IT IS always a good sign when a performance ends with a prolonged silence: nobody wants to break the spell.

Verdi's Requiem, once dubbed his "finest opera", generated an immense aura that in some ways surpassed the sum of its parts.

The occasion drew added lustre from the presence on the platform of 56 members of the Philharmonischer Chor, Mnster, with their conductor Martin Henning.

But it was Philip Moore who took the podium.

Never demonstrative, on this occasion he shook off the shackles of restraint in a display of rare intensity.

Verdi leans heavily on his soloists, and here Moore had chosen wisely.

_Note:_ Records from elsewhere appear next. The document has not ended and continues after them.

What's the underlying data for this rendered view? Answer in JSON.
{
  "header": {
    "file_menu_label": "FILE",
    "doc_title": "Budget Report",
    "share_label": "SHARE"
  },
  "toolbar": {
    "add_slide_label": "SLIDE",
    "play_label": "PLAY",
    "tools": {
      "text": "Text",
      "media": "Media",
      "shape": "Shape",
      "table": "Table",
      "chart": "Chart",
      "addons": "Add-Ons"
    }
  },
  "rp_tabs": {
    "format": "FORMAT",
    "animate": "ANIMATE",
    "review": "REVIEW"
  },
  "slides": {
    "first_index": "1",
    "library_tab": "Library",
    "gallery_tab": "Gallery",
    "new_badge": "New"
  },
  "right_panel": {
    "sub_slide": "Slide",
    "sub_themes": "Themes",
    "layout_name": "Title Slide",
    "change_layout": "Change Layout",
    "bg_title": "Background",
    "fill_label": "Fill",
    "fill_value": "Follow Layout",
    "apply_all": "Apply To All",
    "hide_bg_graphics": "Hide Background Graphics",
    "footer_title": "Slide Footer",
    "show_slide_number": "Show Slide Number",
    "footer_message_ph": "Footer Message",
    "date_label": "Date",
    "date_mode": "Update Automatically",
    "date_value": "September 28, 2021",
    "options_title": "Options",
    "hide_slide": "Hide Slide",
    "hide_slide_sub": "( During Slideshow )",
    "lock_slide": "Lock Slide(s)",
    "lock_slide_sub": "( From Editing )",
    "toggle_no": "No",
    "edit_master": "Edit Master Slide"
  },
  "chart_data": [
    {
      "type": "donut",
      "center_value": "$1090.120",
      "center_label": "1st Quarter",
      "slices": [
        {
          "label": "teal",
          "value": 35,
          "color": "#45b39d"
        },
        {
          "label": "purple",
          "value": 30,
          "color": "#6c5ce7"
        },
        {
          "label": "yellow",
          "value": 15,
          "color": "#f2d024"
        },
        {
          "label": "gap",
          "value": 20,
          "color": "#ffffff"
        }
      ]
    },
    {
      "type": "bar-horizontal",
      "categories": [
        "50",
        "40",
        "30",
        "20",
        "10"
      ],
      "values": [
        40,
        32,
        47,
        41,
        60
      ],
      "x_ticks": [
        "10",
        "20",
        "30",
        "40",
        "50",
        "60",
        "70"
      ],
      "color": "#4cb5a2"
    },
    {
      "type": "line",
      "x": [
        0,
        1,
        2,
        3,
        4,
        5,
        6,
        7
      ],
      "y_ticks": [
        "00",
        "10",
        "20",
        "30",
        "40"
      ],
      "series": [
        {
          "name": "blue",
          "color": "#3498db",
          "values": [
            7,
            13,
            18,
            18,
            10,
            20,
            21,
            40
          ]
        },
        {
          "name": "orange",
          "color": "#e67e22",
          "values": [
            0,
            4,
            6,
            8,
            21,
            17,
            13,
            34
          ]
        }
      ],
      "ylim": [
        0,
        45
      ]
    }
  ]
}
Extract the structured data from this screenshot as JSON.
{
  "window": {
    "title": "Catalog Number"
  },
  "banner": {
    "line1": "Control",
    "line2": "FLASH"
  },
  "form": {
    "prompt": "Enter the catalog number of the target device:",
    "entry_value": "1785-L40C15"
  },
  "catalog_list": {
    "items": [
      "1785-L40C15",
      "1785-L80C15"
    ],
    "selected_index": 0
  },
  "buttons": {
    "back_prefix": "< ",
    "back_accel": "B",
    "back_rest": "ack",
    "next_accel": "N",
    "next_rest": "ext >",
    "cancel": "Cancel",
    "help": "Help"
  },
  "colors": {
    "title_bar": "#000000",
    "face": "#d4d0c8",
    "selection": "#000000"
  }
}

Jane Irwin's sturdy mezzo set the tone early with her dramatic contribution to the Dies Irae. Sally Johnson's soprano took slightly longer to find focus, but her courage in the stratosphere consistently set the hairs on end, notably in the Libera Me.

Joshua Ellicott's tenor was especially fluent in the Ingemisco, while Daniel Jordan's bass was never less than a reliable underpinning to a determined quartet.

The choir, always on its toes, reached its apogee in an excited and exciting Sanctus, and built up its various utterances of Dies Irae into considerable anger by the end. The sopranos shone throughout.

The orchestral brass, perhaps inevitably in York Minster's lustrous acoustic, delivered a gleaming, majestic Tuba Mirum. If the strings were never quite as dashing, the overall effect was stunning nevertheless, a memorable experience.